La verdad es que nunca fui una persona propensa a las adicciones, más bien me empiezo a sentir incómoda cuando noto que me estoy volviendo dependiente de algo y entonces intento dejarlo. (Debería haber empezado por ahí cuando me invitaron a escribir este texto, pero tenía ganas de escribir sobre las gotas Dazolin y sobre esa etapa de mi vida en la que me parecía que lo más interesante pasaba siempre en otro lado). También tuve desde muy joven una fe un poco misteriosa en el funcionamiento de mi cuerpo, que no es voluntad ni optimismo, sino más bien una búsqueda de colaboración. No puedo explicar exactamente cómo funciona, pero en los mejores momentos la cabeza se somete al cuerpo y esa colaboración se convierte en armonía, como cuando me curé del asma: un día, sin pensarlo demasiado, dejé de aspirar los remedios que me había recetado la neumonóloga y los pulmones se fueron acostumbrando hasta que me olvidé de tomarlos por completo y ya no me hicieron falta. O con la dishidrosis que me salió en una época en las manos, unas pústulas dolorosas, llenas de líquido, que me obligaban a usar guantes blancos de algodón y me dejaban los dedos como los de Balduino IV de Jerusalén. Llegó un punto en que ni siquiera podía lavarme el pelo de lo mucho que me ardía la piel cuando entraba en contacto con el agua y el shampoo. Un fin de semana viajé a la Costa Atlántica, metí las manos en el mar y se me curaron. “¡Agua milagrosa!”, habrían dicho en otros tiempos, aunque tal vez haya sido la ausencia de estrés y el descanso del trabajo (curioso cómo las afecciones relacionadas con el trabajo a veces se manifiestan en las manos, aunque el trabajo que hagamos no sea manual).
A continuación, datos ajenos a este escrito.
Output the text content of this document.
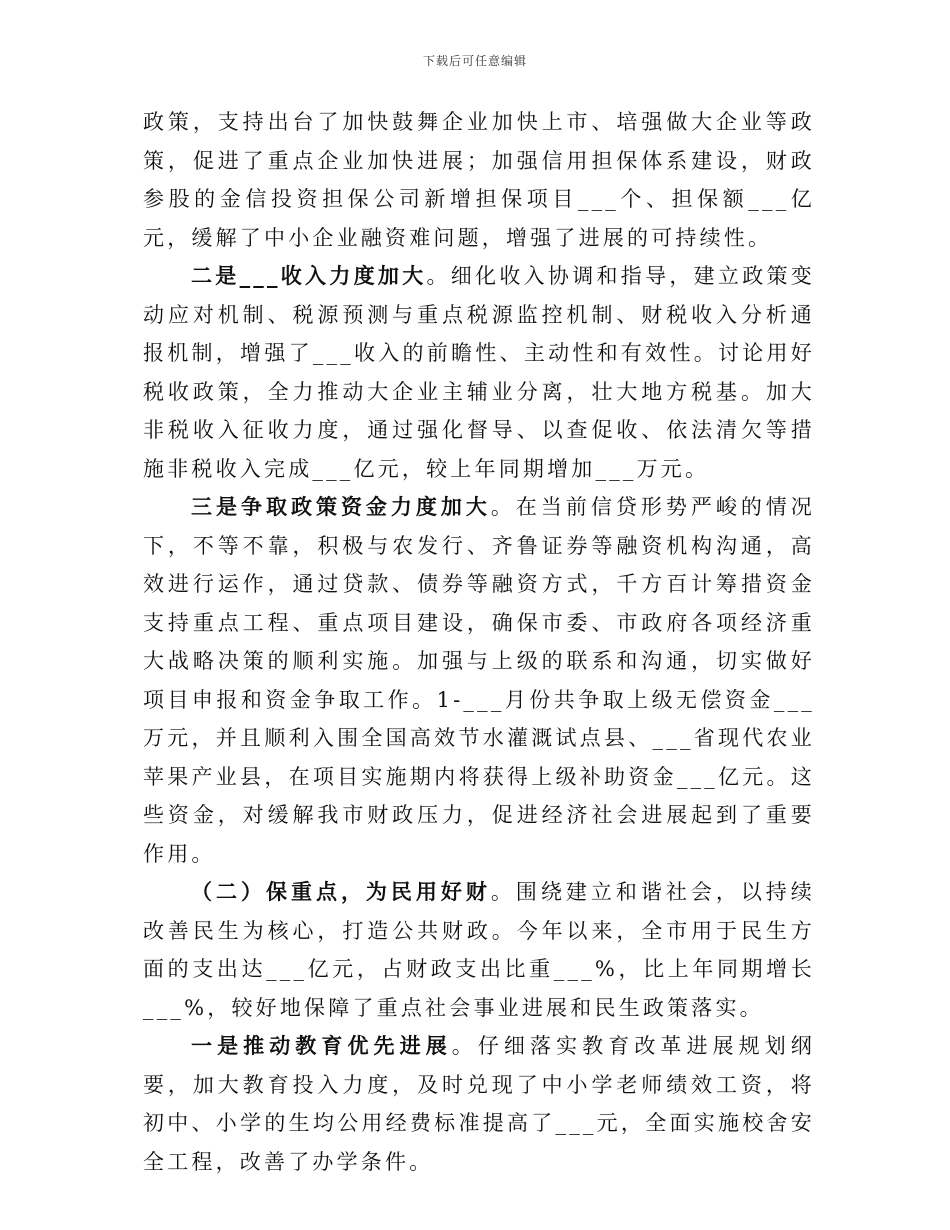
下载后可任意编辑

政策，支持出台了加快鼓舞企业加快上市、培强做大企业等政策，促进了重点企业加快进展；加强信用担保体系建设，财政参股的金信投资担保公司新增担保项目___个、担保额___亿元，缓解了中小企业融资难问题，增强了进展的可持续性。

二是___收入力度加大。细化收入协调和指导，建立政策变动应对机制、税源预测与重点税源监控机制、财税收入分析通报机制，增强了___收入的前瞻性、主动性和有效性。讨论用好税收政策，全力推动大企业主辅业分离，壮大地方税基。加大非税收入征收力度，通过强化督导、以查促收、依法清欠等措施非税收入完成___亿元，较上年同期增加___万元。

三是争取政策资金力度加大。在当前信贷形势严峻的情况下，不等不靠，积极与农发行、齐鲁证券等融资机构沟通，高效进行运作，通过贷款、债券等融资方式，千方百计筹措资金支持重点工程、重点项目建设，确保市委、市政府各项经济重大战略决策的顺利实施。加强与上级的联系和沟通，切实做好项目申报和资金争取工作。1-___月份共争取上级无偿资金___万元，并且顺利入围全国高效节水灌溉试点县、___省现代农业苹果产业县，在项目实施期内将获得上级补助资金___亿元。这些资金，对缓解我市财政压力，促进经济社会进展起到了重要作用。

（二）保重点，为民用好财。围绕建立和谐社会，以持续改善民生为核心，打造公共财政。今年以来，全市用于民生方面的支出达___亿元，占财政支出比重___%，比上年同期增长___%，较好地保障了重点社会事业进展和民生政策落实。

一是推动教育优先进展。仔细落实教育改革进展规划纲要，加大教育投入力度，及时兑现了中小学老师绩效工资，将初中、小学的生均公用经费标准提高了___元，全面实施校舍安全工程，改善了办学条件。
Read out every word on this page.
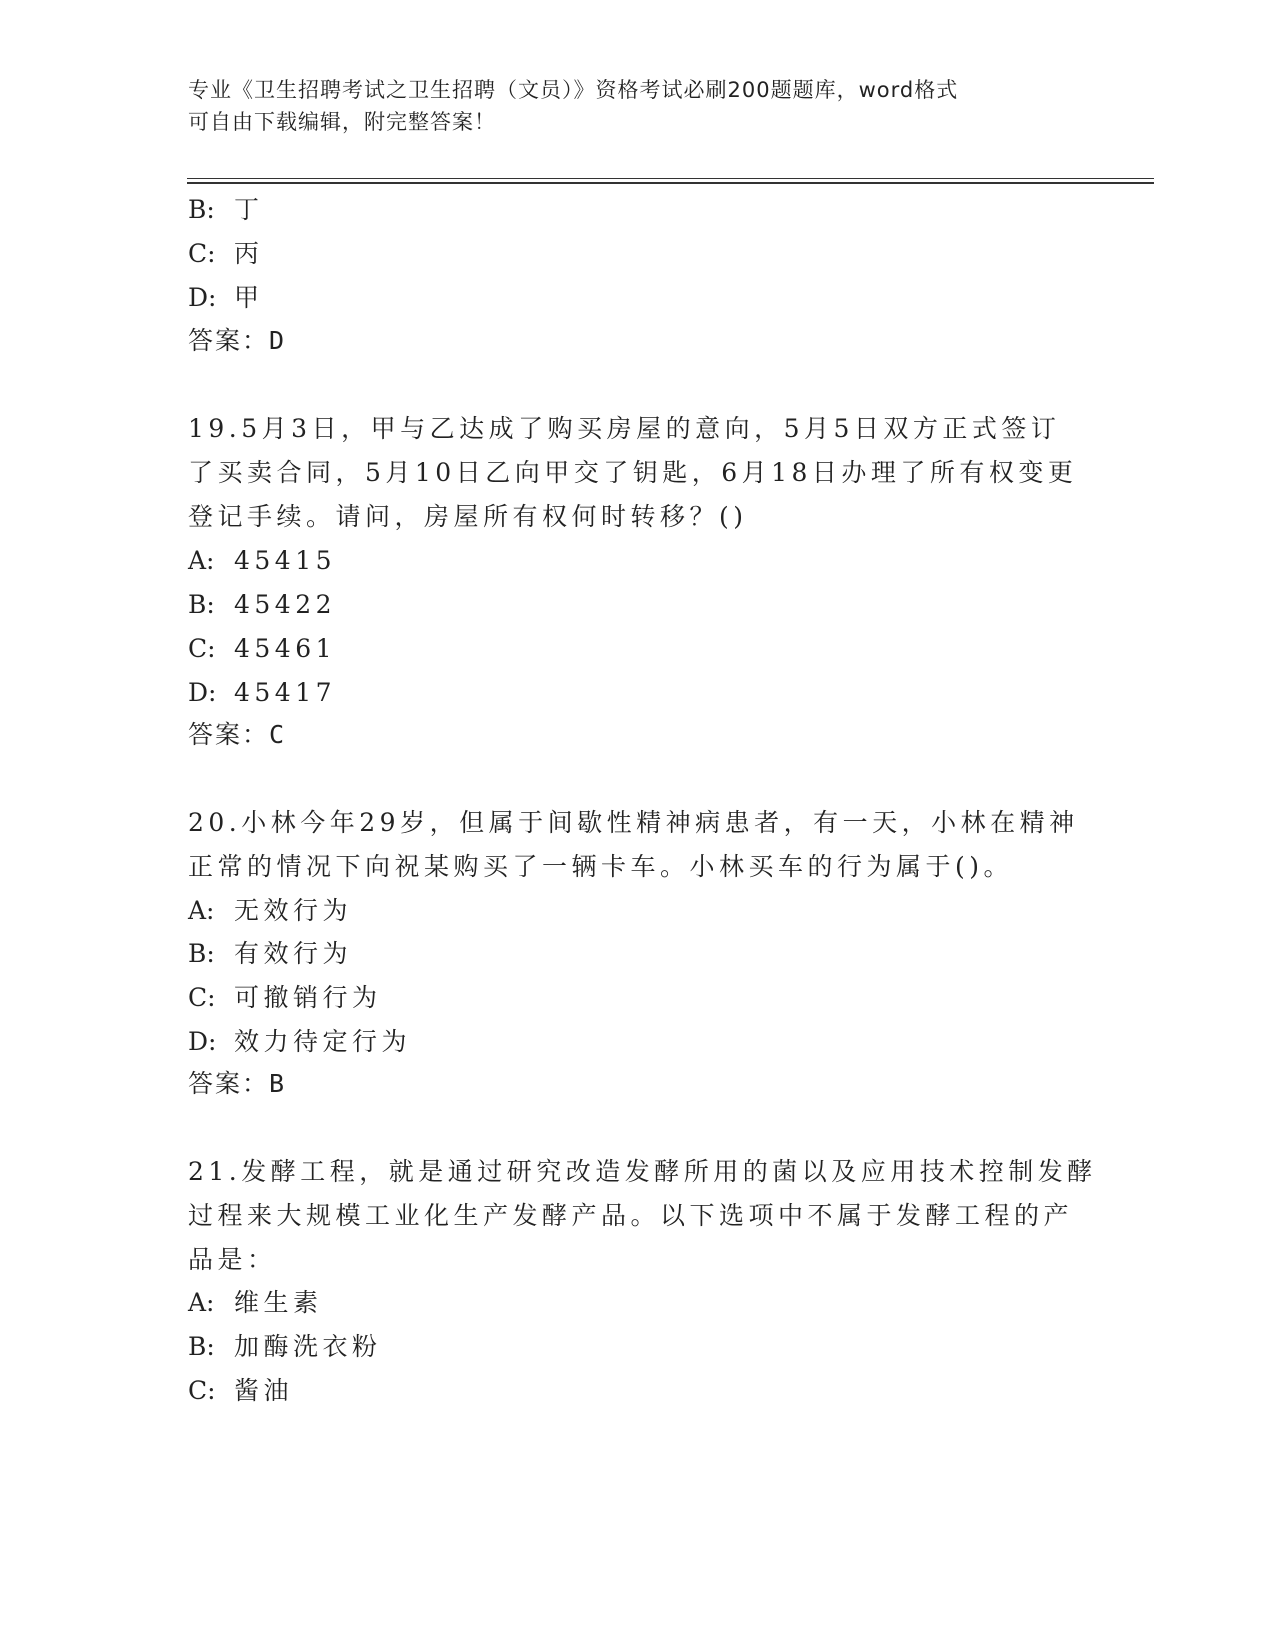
专业《卫生招聘考试之卫生招聘（文员）》资格考试必刷200题题库，word格式
可自由下载编辑，附完整答案！
B: 丁
C: 丙
D: 甲
答案：D
19.5月3日，甲与乙达成了购买房屋的意向，5月5日双方正式签订
了买卖合同，5月10日乙向甲交了钥匙，6月18日办理了所有权变更
登记手续。请问，房屋所有权何时转移？()
A: 45415
B: 45422
C: 45461
D: 45417
答案：C
20.小林今年29岁，但属于间歇性精神病患者，有一天，小林在精神
正常的情况下向祝某购买了一辆卡车。小林买车的行为属于()。
A: 无效行为
B: 有效行为
C: 可撤销行为
D: 效力待定行为
答案：B
21.发酵工程，就是通过研究改造发酵所用的菌以及应用技术控制发酵
过程来大规模工业化生产发酵产品。以下选项中不属于发酵工程的产
品是：
A: 维生素
B: 加酶洗衣粉
C: 酱油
Si no hay sumisión de la cabeza al cuerpo, hay una bifurcación del sufrimiento. Como en el cuento de Felisberto Hernández, lo que hay es rivalidad, guerra, competencia entre el cuerpo sinvergüenza y la loca que habla sola. Y los dos viven su pena en soledad.
Un domingo a la noche en que se me habían acabado las gotas, gangosa y desesperada, obligué a mi madre a llevarme a recorrer la ciudad en busca de una farmacia abierta para comprar Dazolin. En medio de esa triste escena, imaginar mi cerebro convertido en piedra pómez fue la gota que rebalsó el vaso. Cuando volvimos a casa hice esto: llené dos frasquitos viejos con agua de la canilla y los puse al lado del frasquito recién comprado. Los cambié de lugar como hacen los magos cuando meten un objeto debajo de un sombrero y le piden al público que adivine dónde está. Empecé a usar alternativamente uno u otro frasquito y con ese juego de placebos fui avanzando hacia la cura. Creo que en el fondo yo sabía todo el tiempo cuándo estaba usando las gotas y cuándo el agua, pero algo de la puesta en escena me ayudó. Será por eso que funcionan los placebos, pienso, porque ponen en escena, y la performance es tan poderosa como el remedio en sí. De a poco fui dejando las gotas, volví a respirar por la nariz y el aire y los olores del mundo se empezaron a meter otra vez en mí. Me gusta pensar que me curé de esa adicción fingiendo, un poco jugando, por la misma razón que los actores se enamoran cuando hacen de enamorados: porque los cuerpos no entienden la ficción.